Source: Al Jazeera
Ten years ago people around the world rose up. In almost 800 cities across the globe, protesters filled the streets of capital cities and tiny villages, following the sun from Australia and New Zealand and the small Pacific islands, through the snowy steppes of North Asia and down across the South Asian peninsula, across Europe and down to the southern edge of Africa, then jumping the pond first to Latin America and then finally, last of all, to the United States.
And across the globe, the call came in scores of languages, “the world says no to war!” The cry “Not in Our Name” echoed from millions of voices. The Guiness Book of World Records said between 12 and 14 million people came out that day, the largest protest in the history of the world. It was, as the great British labour and peace activist and former MP Tony Benn described it to the million Londoners in the streets that day, “the first global demonstration, and its first cause is to prevent a war against Iraq”. What a concept – a global protest against a war that had not yet begun – the goal, to try to stop it.
It was an amazing moment – powerful enough that governments around the world, including the soon-famous “Uncommitted Six” in the Security Council, did the unthinkable: they too resisted US-UK pressure and said no to endorsing Bush’s war. Under ordinary circumstances, alone, US-dependent and relatively weak countries like Angola, Cameroon, Chile, Guinea, Mexico and Pakistan could never stand up to Washington. But these were not ordinary circumstances. The combination of diplomatic support from “Old Europe”, Germany and France who for their own reasons opposed the war, and popular pressure from thousands, millions, filling the streets of their capitals, allowed the Six to stand firm. The pressure was fierce. Chile was threatened with a US refusal to ratify a [quite terrible – but the Chilean government was committed to it] US free trade agreement seven years in the making. Guinea and Cameroon were threatened with loss of US aid granted under the African Growth & Opportunity Act. Mexico faced the potential end of negotiations over immigration and the border. And yet they stood firm.
‘The second super-power’
The day before the protests, February 14, the Security Council was called into session once again, this time at the foreign minister level, to hear the ostensibly final reports of the two UN weapons inspectors for Iraq.

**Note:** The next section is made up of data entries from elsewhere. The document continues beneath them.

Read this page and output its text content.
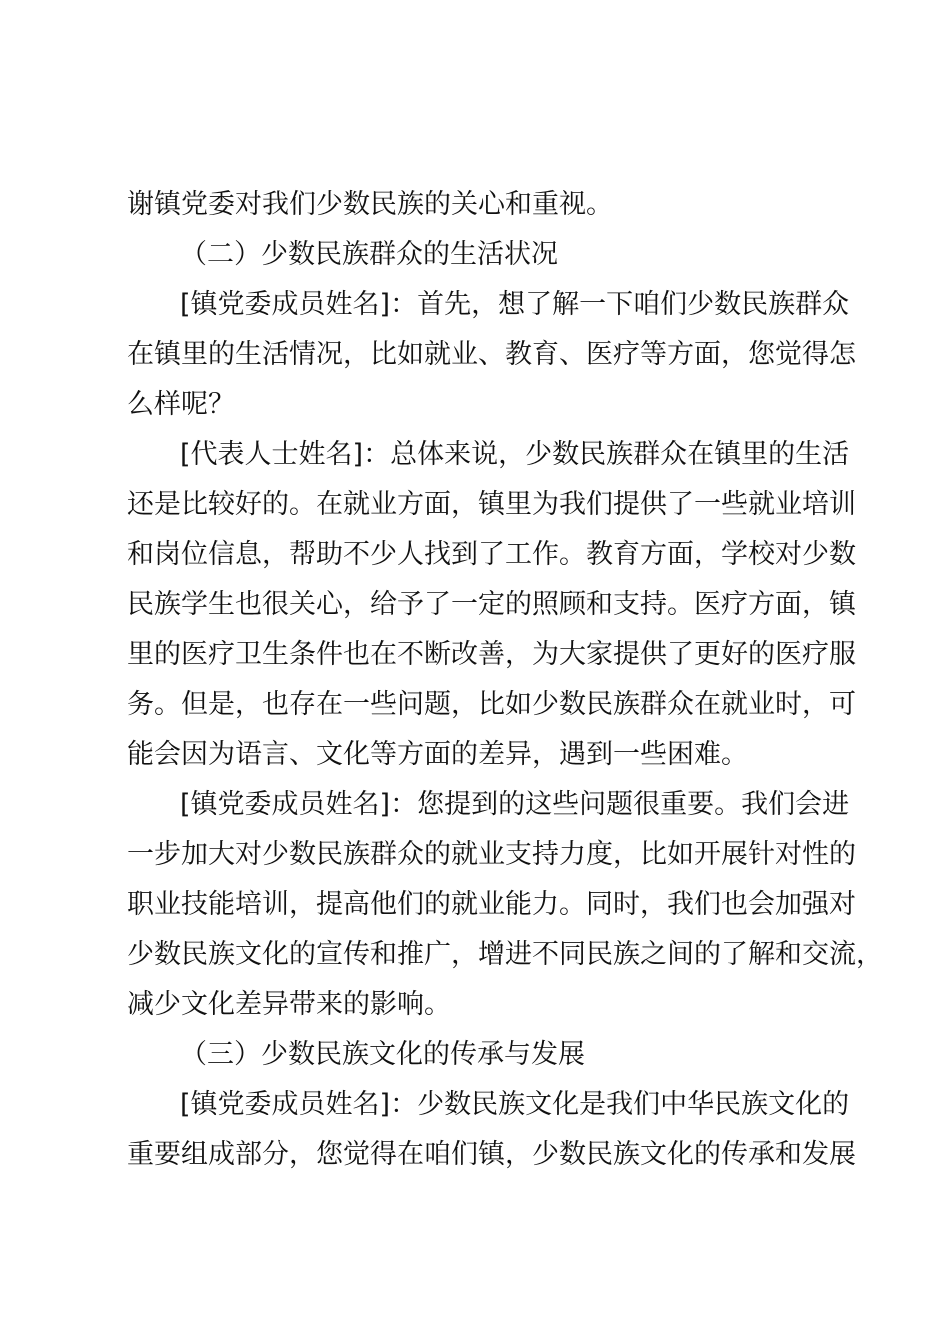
谢镇党委对我们少数民族的关心和重视。
（二）少数民族群众的生活状况
[镇党委成员姓名]：首先，想了解一下咱们少数民族群众
在镇里的生活情况，比如就业、教育、医疗等方面，您觉得怎
么样呢？
[代表人士姓名]：总体来说，少数民族群众在镇里的生活
还是比较好的。在就业方面，镇里为我们提供了一些就业培训
和岗位信息，帮助不少人找到了工作。教育方面，学校对少数
民族学生也很关心，给予了一定的照顾和支持。医疗方面，镇
里的医疗卫生条件也在不断改善，为大家提供了更好的医疗服
务。但是，也存在一些问题，比如少数民族群众在就业时，可
能会因为语言、文化等方面的差异，遇到一些困难。
[镇党委成员姓名]：您提到的这些问题很重要。我们会进
一步加大对少数民族群众的就业支持力度，比如开展针对性的
职业技能培训，提高他们的就业能力。同时，我们也会加强对
少数民族文化的宣传和推广，增进不同民族之间的了解和交流，
减少文化差异带来的影响。
（三）少数民族文化的传承与发展
[镇党委成员姓名]：少数民族文化是我们中华民族文化的
重要组成部分，您觉得在咱们镇，少数民族文化的传承和发展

Many had anticipated that their reports would somehow wiggle around the truth, that they would say something Bush and Blair would grab to try to legitimise their spurious claims of Iraq’s alleged weapons of mass destruction, that they would at least appear ambivalent enough for the US to use their reports to justify war. But they refused to bend the truth, stating unequivocally that no such weapons had been found.
Following their reports, French Foreign Minister Dominique de Villepin responded with an extraordinary call, reminding the world that “the United Nations must remain an instrument of peace, and not a tool for war”. In that usually staid, formal, rule-bound chamber, his call was answered with a roaring ovation beginning with Council staff and quickly engulfing the diplomats and foreign ministers themselves.
Security Council rejection was strong enough, enough governments said no, that the United Nations was able to do what its Charter requires, but what political pressure too often makes impossible: to stand against the scourge of war. On the morning of February 15, just hours before the massive rally began at the foot of the United Nations, Harry Belafonte and I accompanied South African Archbishop Desmond Tutu to meet with then Secretary-General Kofi Annan, on behalf of the protesters. We were met by a police escort to cross what the New York Police Department had designated its “frozen zone” – not in reference to the bitter -8 degrees Celsius or the biting wind whipping in from the East River, but the forcibly deserted streets directly in front of UN headquarters. In the secretary-general’s office on the 38th floor of the United Nations, Bishop Tutu opened the meeting, looking at Kofi across the table and said, “We are here today on behalf of those people marching in 665 cities all around the world. And we are here to tell you, that those people marching in all those cities around the world, we claim the United Nations as our own. We claim it in the name of our global mobilisation for peace.”